Le Che a agi de manière conséquente envers lui, il a même été compréhensif lorsque Debray lui a parlé de son désir d’avoir un enfant (…) Je vous disais précisément que la séparation en deux groupes (…) C’est quelque chose que personne n’a dit et je dirais à Debray qu’il soit plus honnête, qu’il dise que la guérilla a eu plus de problèmes par sa faute, qu’il dise au moins une fois qu’il a été responsable de la séparation de la guérilla (…) Lorsque les hommes, n’ont pas l’envergure voulue, ils peuvent changer d’avis et Ciro Bustos a changé d’avis. Il s’est vu prisonnier, il semble qu’ils l’ont menacé et il a "déteint", il a perdu sa couleur. C’est ce que je crois à propos de Ciro Bustos, et de Debray —je le répète— je pense qu’il jouait sur les deux tableaux. »

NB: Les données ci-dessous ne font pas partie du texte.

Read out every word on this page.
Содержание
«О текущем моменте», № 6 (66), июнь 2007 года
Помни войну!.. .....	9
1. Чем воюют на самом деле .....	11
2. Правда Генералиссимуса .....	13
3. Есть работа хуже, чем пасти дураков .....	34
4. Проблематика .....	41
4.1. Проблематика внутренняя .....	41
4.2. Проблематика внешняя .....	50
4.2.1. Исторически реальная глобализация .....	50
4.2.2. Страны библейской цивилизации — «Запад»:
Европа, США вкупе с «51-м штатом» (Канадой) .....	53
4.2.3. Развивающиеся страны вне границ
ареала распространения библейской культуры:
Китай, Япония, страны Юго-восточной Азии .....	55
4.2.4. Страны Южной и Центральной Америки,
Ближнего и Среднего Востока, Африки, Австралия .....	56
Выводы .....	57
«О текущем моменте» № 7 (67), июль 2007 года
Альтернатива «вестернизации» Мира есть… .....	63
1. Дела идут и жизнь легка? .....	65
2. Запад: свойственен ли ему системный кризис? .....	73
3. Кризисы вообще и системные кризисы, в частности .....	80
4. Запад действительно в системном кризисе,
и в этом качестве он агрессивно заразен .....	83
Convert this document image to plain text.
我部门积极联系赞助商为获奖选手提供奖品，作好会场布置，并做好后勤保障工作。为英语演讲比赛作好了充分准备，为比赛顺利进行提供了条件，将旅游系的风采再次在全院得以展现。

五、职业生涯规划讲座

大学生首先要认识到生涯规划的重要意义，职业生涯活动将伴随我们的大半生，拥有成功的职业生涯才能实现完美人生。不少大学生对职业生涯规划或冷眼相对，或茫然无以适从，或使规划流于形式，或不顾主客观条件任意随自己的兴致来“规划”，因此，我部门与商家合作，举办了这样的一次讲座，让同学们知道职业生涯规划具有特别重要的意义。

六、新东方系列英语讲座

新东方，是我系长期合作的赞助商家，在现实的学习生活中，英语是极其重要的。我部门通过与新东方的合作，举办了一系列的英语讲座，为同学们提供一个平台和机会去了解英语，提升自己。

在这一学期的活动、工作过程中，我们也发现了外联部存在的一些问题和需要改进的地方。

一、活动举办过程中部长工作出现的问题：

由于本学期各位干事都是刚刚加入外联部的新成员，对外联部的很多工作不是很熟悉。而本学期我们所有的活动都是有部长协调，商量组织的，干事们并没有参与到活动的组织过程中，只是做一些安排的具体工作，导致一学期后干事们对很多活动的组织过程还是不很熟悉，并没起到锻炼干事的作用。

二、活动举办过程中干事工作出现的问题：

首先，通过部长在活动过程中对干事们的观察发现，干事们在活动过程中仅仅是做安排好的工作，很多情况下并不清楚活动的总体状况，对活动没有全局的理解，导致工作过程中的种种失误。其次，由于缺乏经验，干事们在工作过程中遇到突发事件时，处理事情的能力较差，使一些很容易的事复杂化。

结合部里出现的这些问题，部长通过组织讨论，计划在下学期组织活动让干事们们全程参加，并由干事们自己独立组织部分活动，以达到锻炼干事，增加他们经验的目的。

Tout le monde aura compris que ce général est un affabulateur. « Il a joué sur les deux tableaux ». Insensé ! De telles accusations ne méritent même pas d’être démenties. Voilà donc pour 1967 [3]. Refermons le dossier. Rien de bien grave. « Debray a parlé plus que nécessaire » mais c’est Che Guevara qui le dit. « Il a fait des confessions qu’il n’avait pas à faire. » C’est encore le Che qui le dit. Je me demande si ce Che n’était pas au fond un peu jaloux de notre grand intellectuel et de notre merveilleux écrivain national, pour douter ainsi de son ami. Le rôle mineur de Che Guevarra dans la révolution cubaine peut-il être un seul instant comparé aux exploits de Régis Debray ? Evidemment non ! Il suffit pour s’en persuader d’admettre la vérité : Guevara n’était qu’un perdant. La preuve ? Il est mort, pris et exécuté sommairement le 9 octobre 1967, alors que le courageux Debray, lui, a survécu et il même est devenu célèbre en racontant, pendant 43 ans durant, ses glorieuses aventures dans la jungle bolivienne. Comme je l’envie ! Donc tout cela ne prouve rien. Seulement que le Che était paranoïaque et, au pire, que Régis Debray aime la conversation et parle à tout le monde. Même à la CIA. Quoi de mal à cela ? C’est sans doute à cause de cette affabilité naturelle que Nicolas Demorand l’a invité le 22 janvier 2010 au micro de France Inter. A-t-il trop parlé ? Non, il a juste dit qu’il fallait mettre Haïti sous tutelle.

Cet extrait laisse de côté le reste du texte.